Ask marketing leaders how many clicks their email campaigns generate, how often consumers tweet about the company’s products, or how many viewers have bathed in the glow of its TV advertisements, and they’ll point to spreadsheets stuffed with data. But ask what these tactical results say about the trajectory of the brand and overall business, and they’ll struggle to offer a useful explanation.
Economists long ago surmounted the problem of squaring both the specific and the general by developing two broad camps. Microeconomics handle the realm of the bottom-up, while macroeconomics put nomenclature and numbers on the top-down—the obvious example being GDP (gross domestic product) and its usefulness in gauging the economic health of an entire nation over time.
Marketers today are masters of the “microeconomic” approach, fluently reporting on bottom-up, channel-specific metrics such as sends, opens, clicks, followers, likes, pins and TV gross rating points. But they lack a corresponding “macroeconomic” vocabulary that lets them make sense of the big picture: How is marketing performing and how are our efforts driving business growth?
Marketing leaders don’t want to be tactical. Every noun in marketing is preceded these days by “integrated,” “strategic” or “omni.” And they’re really doing it—modern marketers are master orchestrators, creating integrated cross-channel plans and spectacular omni-channel experiences to entice customers. Yet marketers are trapped in a world of at-hand, tactical metrics that the CEO, CFO and COO couldn’t care less about. Many CMOs have tried (just once) to tout “new followers” or “total clicks” in a board meeting, only to see their peers’ eyes glaze over.
But if tactical metrics don’t matter at the strategic level of the business, what does? Metrics that allow marketers to see the big picture and tell a story of impact with numbers.

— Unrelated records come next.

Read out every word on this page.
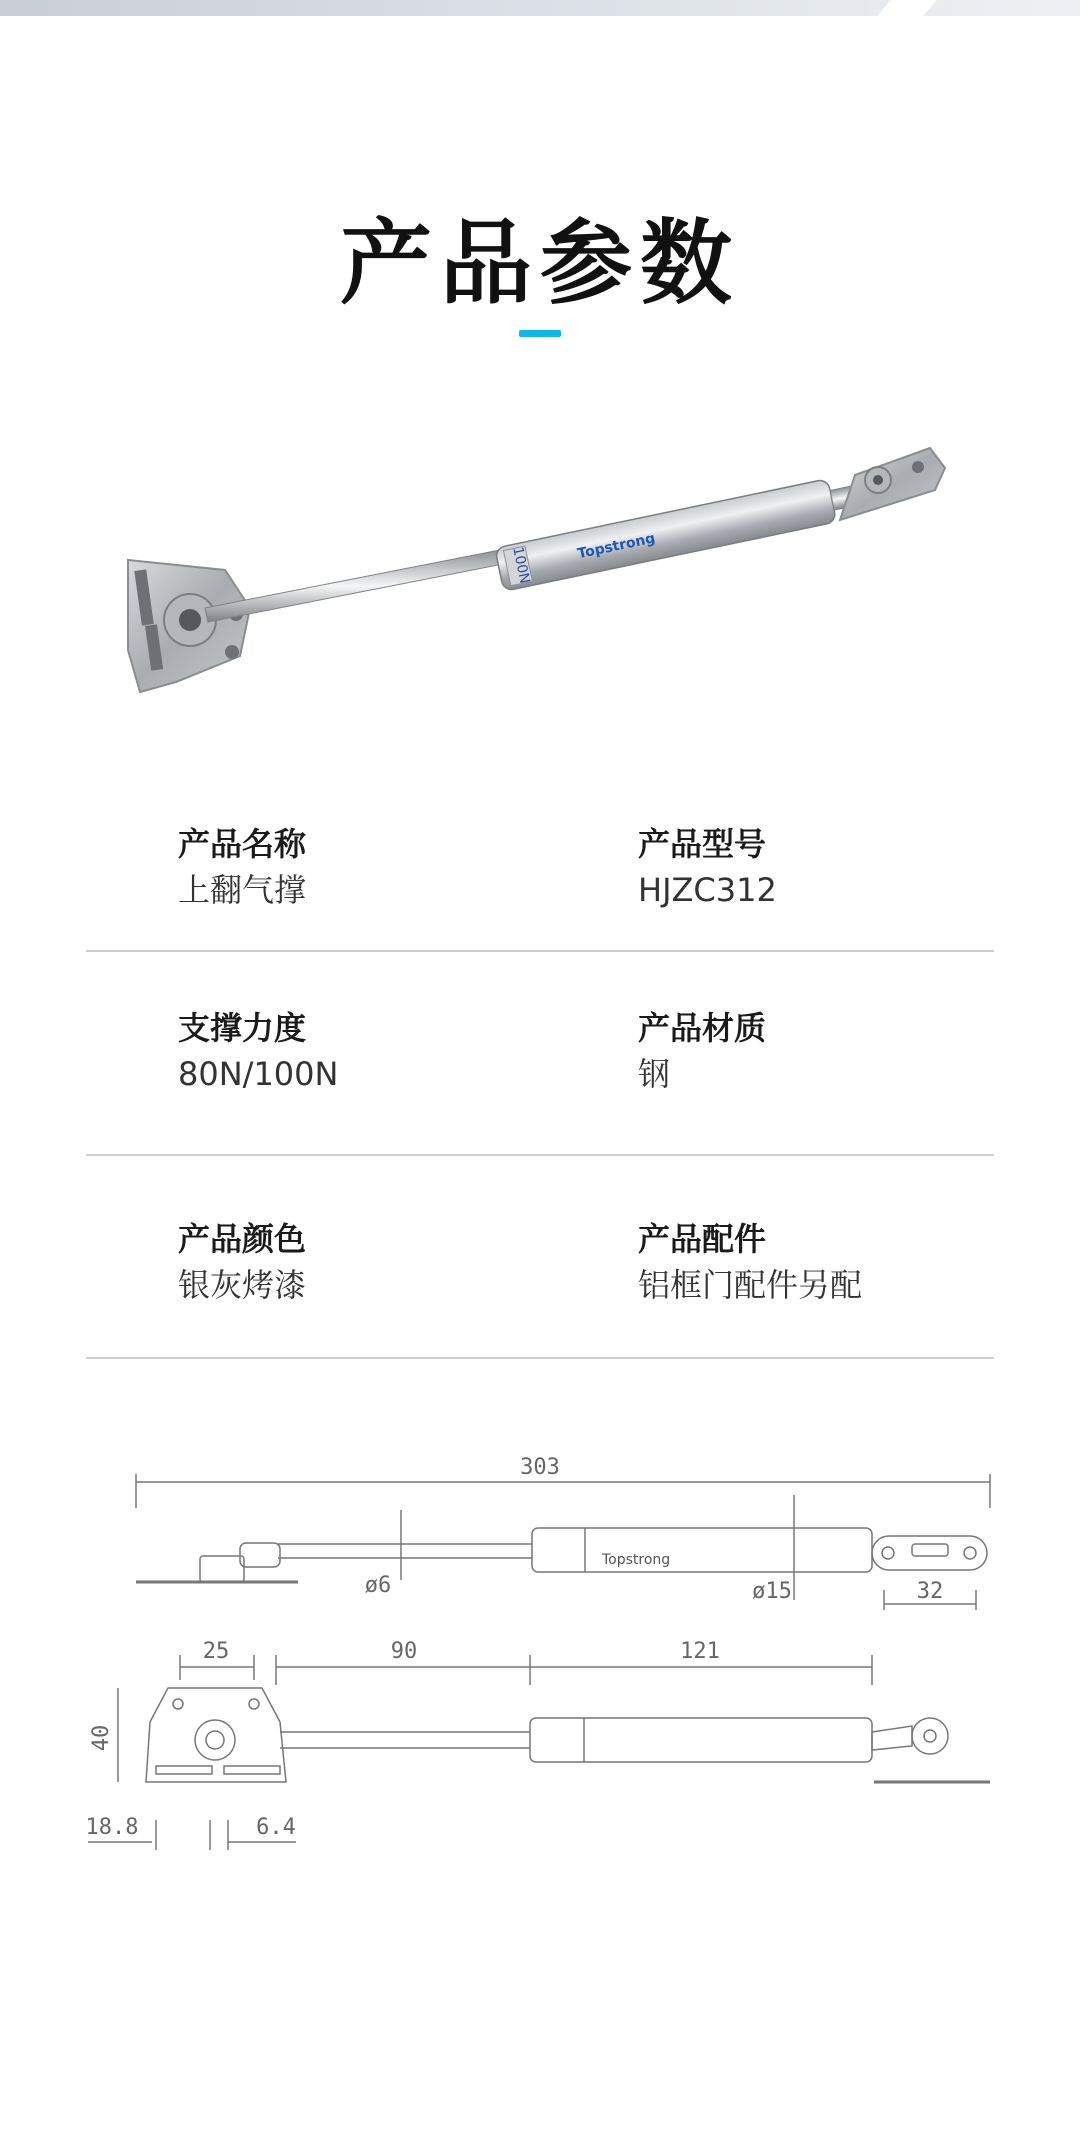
产品参数
100N	Topstrong
产品名称
上翻气撑
产品型号
HJZC312
支撑力度
80N/100N
产品材质
钢
产品颜色
银灰烤漆
产品配件
铝框门配件另配
Topstrong
303
ø6	ø15	32
25	90	121
40
18.8	6.4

Today’s data-driven marketers are doing just that. Similar to GDP, CPI (consumer price index) and other macroeconomic indicators, the new marketing metrics are derived and aggregate measures of overall effectiveness, cost-efficiency and how the health of the business and brand are trending. You may need a dozen tactical metrics to calculate just one of these diagnostic ratios, but once you do, you gain much more than the sum of its parts. You establish a powerful macro-indicator that, in one succinct number, captures rich dimensions of strategic insight.
Let’s cover just a few of the many compelling “macroeconomic” marketing metrics.
Starting at the top of the marketing funnel, the paid-to-earned media ratio asks, How many brand impressions did the company have to buy compared to the impressions that consumers propagated for free via social media? (Think Apple, and its enviably low paid-to-earned media ratio.) To calculate it, you’ll need all your paid media impressions plus customer engagement metrics across all channels—but instead of tracking 57 things, the executive team can track this one measure.
A corollary macro-indicator of spend efficiency is CPE (cost per engagement) and MROI (marketing ROI). CPM (cost per thousand impressions) did the job for the relatively static and one-way marketing tactics of the last decade, but CPE and MROI will likely define the next one.
Moving down the funnel, customer acquisition cost takes the entire cost to obtain customers (marketing’s primary job) over a given time and divides it by the number of customers the company actually acquired, revealing how well the company’s economic engine is working.
Customer lifetime value (a close cousin and another key role for marketing) estimates the average revenue businesses can expect from a single customer for the duration of the relationship. Customer lifetime value minus customer acquisition cost paints a picture of profitability at the most fundamental unit of measure—a customer.
None of these nor the many other “macroeconomic” marketing metrics that succinctly show marketing’s effectiveness and impact on the business will magically sprout from traditional execution tools or teams. There is synthesis and calculation to be done. But as marketing becomes choked with tactical data, none of which matters to strategic leadership, marketers must master a new sort of measurement, which, like good leadership, is focused on the big picture.